Sunday, August 1, 2021

Marshall Gittler - Central Bank digital currency to spell the end for crypto?

 Do the central banks have a digital master plan in place that will see them derail bitcoin and other cryptocurrencies before they have truly been established as a viable, decentralised alternative to fiat?


The supply of Bitcoin is limited, say its advocates, but new cryptocurrencies are springing up everywhere. 

Cryptocurrencies are crypto assets, not currencies, plus they are awkward to use and not safe (as some vaults have been hacked into), says Marshall Glitter. 


Questioning digital currencies

In my view, this development raises an existential problem for cryptocurrencies such as bitcoin: what will be the raison d’etre for cryptocurrencies once CBDCs become ubiquitous? Why would someone prefer to let Facebook’s Mark Zuckerberg look after their money rather than Fed Chair Jerome Powell or ECB President Christine Lagarde? And who would prefer to hold their money in an unsecured exchange like Mt. Gox, an entity that was hacked in 2014 while losing $460m in the process? Other crypto exchanges have collapsed due to outright fraud – Turkey’s Thodex exchange was taken offline after its founder absconded with $2bn in bitcoin-denominated client funds.

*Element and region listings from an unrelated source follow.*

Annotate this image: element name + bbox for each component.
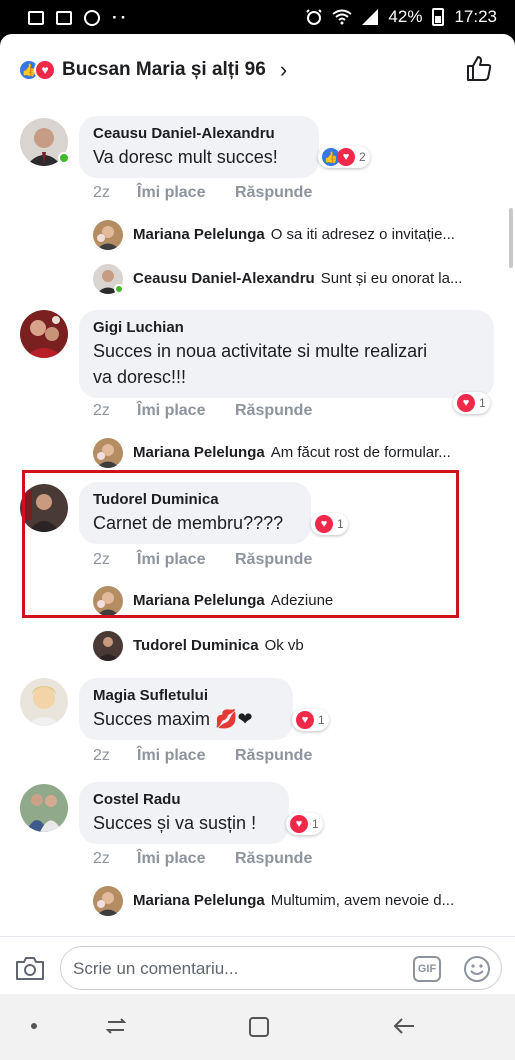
comment-text: Va doresc mult succes! [93, 147, 278, 167]
reply-button[interactable]: Răspunde [235, 747, 312, 765]
reaction-badge[interactable]: ♥ 1 [453, 392, 490, 414]
signal-icon [362, 9, 379, 25]
love-reaction-icon: ♥ [290, 815, 308, 833]
reaction-count: 1 [312, 817, 319, 831]
comment-composer: Scrie un comentariu... GIF [0, 936, 515, 994]
highlight-box [22, 470, 459, 618]
gif-button[interactable]: GIF [413, 956, 441, 982]
comment-bubble[interactable]: Gigi Luchian Succes in noua activitate s… [79, 310, 494, 398]
comment-time: 2z [93, 850, 110, 867]
alarm-icon [306, 9, 323, 25]
comment-time: 2z [93, 184, 110, 201]
reply-text: Sunt și eu onorat la... [320, 270, 463, 287]
comment-author[interactable]: Gigi Luchian [93, 318, 480, 338]
avatar[interactable] [20, 678, 68, 726]
comment-author[interactable]: Ceausu Daniel-Alexandru [93, 124, 305, 144]
comment-time: 2z [93, 747, 110, 764]
emoji-icon[interactable] [462, 954, 492, 984]
comment-author[interactable]: Magia Sufletului [93, 686, 279, 706]
recent-apps-icon[interactable] [104, 1016, 128, 1036]
comment-actions: 2z Îmi place Răspunde [93, 402, 312, 420]
home-icon[interactable] [248, 1016, 270, 1038]
reaction-count: 1 [318, 713, 325, 727]
comment-actions: 2z Îmi place Răspunde [93, 184, 312, 202]
reply-button[interactable]: Răspunde [235, 184, 312, 202]
comment-bubble[interactable]: Magia Sufletului Succes maxim 💋❤ [79, 678, 293, 740]
comment-text: Succes și va susțin ! [93, 813, 257, 833]
status-bar: ·· 42% 17:23 [0, 0, 515, 34]
battery-icon [432, 8, 445, 26]
reaction-badge[interactable]: 👍 ♥ 2 [318, 146, 370, 168]
comment-input[interactable]: Scrie un comentariu... GIF [60, 946, 502, 990]
reply-button[interactable]: Răspunde [235, 850, 312, 868]
nav-dot-icon[interactable] [30, 1022, 38, 1030]
comment-input-placeholder: Scrie un comentariu... [73, 959, 239, 978]
sync-icon [84, 10, 100, 26]
reply-author[interactable]: Ceausu Daniel-Alexandru [133, 270, 315, 287]
mail-icon [56, 11, 72, 25]
reply-author[interactable]: Tudorel Duminica [133, 637, 259, 654]
love-reaction-icon: ♥ [34, 59, 56, 81]
reply-preview[interactable]: Mariana Pelelunga Multumim, avem nevoie … [133, 892, 493, 909]
like-button[interactable]: Îmi place [137, 402, 235, 420]
back-icon[interactable] [392, 1016, 416, 1036]
love-reaction-icon: ♥ [296, 711, 314, 729]
wifi-icon [332, 9, 353, 25]
comment-time: 2z [93, 402, 110, 419]
comment-bubble[interactable]: Ceausu Daniel-Alexandru Va doresc mult s… [79, 116, 319, 178]
system-nav-bar [0, 994, 515, 1060]
like-button[interactable]: Îmi place [137, 747, 235, 765]
like-button[interactable]: Îmi place [137, 184, 235, 202]
comments-sheet: 👍 ♥ Bucsan Maria și alți 96 › Ceausu Dan… [0, 34, 515, 994]
reply-preview[interactable]: Tudorel Duminica Ok vb [133, 637, 493, 654]
reply-text: Am făcut rost de formular... [270, 444, 451, 461]
gallery-icon [28, 11, 44, 25]
like-button[interactable]: Îmi place [137, 850, 235, 868]
scrollbar[interactable] [509, 208, 513, 268]
online-indicator [58, 152, 70, 164]
avatar[interactable] [93, 631, 123, 661]
comment-text: Succes in noua activitate si multe reali… [93, 341, 428, 361]
reaction-count: 1 [479, 396, 486, 410]
avatar[interactable] [93, 220, 123, 250]
battery-percent: 42% [388, 7, 423, 26]
reaction-badge[interactable]: ♥ 1 [292, 709, 329, 731]
reply-text: Ok vb [264, 637, 304, 654]
comment-text: va doresc!!! [93, 367, 187, 387]
reply-button[interactable]: Răspunde [235, 402, 312, 420]
reactions-header[interactable]: 👍 ♥ Bucsan Maria și alți 96 › [0, 34, 515, 106]
thumbs-up-icon[interactable] [465, 54, 493, 82]
reply-preview[interactable]: Ceausu Daniel-Alexandru Sunt și eu onora… [133, 270, 493, 287]
avatar[interactable] [20, 310, 68, 358]
chevron-right-icon[interactable]: › [280, 57, 287, 83]
reply-text: Multumim, avem nevoie d... [270, 892, 455, 909]
reply-author[interactable]: Mariana Pelelunga [133, 444, 265, 461]
clock: 17:23 [454, 7, 497, 26]
love-reaction-icon: ♥ [457, 394, 475, 412]
reply-text: O sa iti adresez o invitație... [270, 226, 455, 243]
reaction-badge[interactable]: ♥ 1 [286, 813, 323, 835]
comment-actions: 2z Îmi place Răspunde [93, 850, 312, 868]
camera-icon[interactable] [15, 955, 45, 981]
reply-preview[interactable]: Mariana Pelelunga Am făcut rost de formu… [133, 444, 493, 461]
reactions-summary[interactable]: Bucsan Maria și alți 96 [62, 59, 266, 81]
comment-bubble[interactable]: Costel Radu Succes și va susțin ! [79, 782, 289, 844]
avatar[interactable] [93, 438, 123, 468]
avatar[interactable] [20, 784, 68, 832]
online-indicator [114, 284, 124, 294]
reply-preview[interactable]: Mariana Pelelunga O sa iti adresez o inv… [133, 226, 493, 243]
love-reaction-icon: ♥ [337, 148, 355, 166]
comment-actions: 2z Îmi place Răspunde [93, 747, 312, 765]
reaction-count: 2 [359, 150, 366, 164]
reaction-icons: 👍 ♥ [18, 59, 56, 81]
comment-text: Succes maxim 💋❤ [93, 709, 253, 729]
more-notifications-icon: ·· [112, 8, 130, 27]
reply-author[interactable]: Mariana Pelelunga [133, 892, 265, 909]
reply-author[interactable]: Mariana Pelelunga [133, 226, 265, 243]
comment-author[interactable]: Costel Radu [93, 790, 275, 810]
avatar[interactable] [93, 886, 123, 916]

Indeed, why do bitcoin or other cryptocurrencies have any value to begin with? The key to that is their generic name: cryptocurrencies. Bitcoin and others have been promoted as a superior upgrade to managing a financial system, as opposed to ‘fiat’ US dollars and euros that are susceptible to debasing and devaluation by reckless monetary authorities. Early adopters and buyers are expecting greater demand in the future, but why exactly should demand increase?

One assumes it is because they expect people to use them for two of the three uses of currencies: a medium of exchange and a store of value.

The adoption of CBDCs is likely to dispel the illusion that cryptocurrencies are ‘currencies’ in the true meaning of the term and scuttle their aspired goal of becoming cash equivalents (see Fig 1). As many policymakers have pointed out, including former Bank of England Governor Mark Carney and Swiss National Bank President Thomas Jordan, cryptocurrencies are crypto-assets, not currencies. People are buying them simply in the hope of selling them at a higher price in the future. But if CBDCs occupy the niche in the financial sector that cryptocurrencies are expected to occupy, why should demand increase?

World Finance 


1 comment:

Ralph Musgrave said...

Marshall Gittler asks why anyone would want to hold crypto currency once CBDC is up and running. It’s possible people would find cryptos more attrictive than CBDC if cryptos are not properly regulated. In particular, cryptos would be attractive if they manage to play the trick which fractional reserve banks have played since banks first appeared, which is to suggest to depositors that their money is safe when it is quite clearly not because the banks’ assets consist to a significant extent to loans (which enables those banks to pay interest to depositors) and every bank makes silly loans at some point, at which point it cannot repay depositors their money.

I.e. Cryptos should be forced to make it very clear whether they are 100% backed by reserves (i.e. base money) or not and they should be constantly audited to make sure that where they do claim to be 100% backed by reserves, that the reserves are actually there.

And what do you know? The latter is very much the basic rule of full reserve banking. I.e. the basic rule of full reserve is (shock horror) . . . . honesty!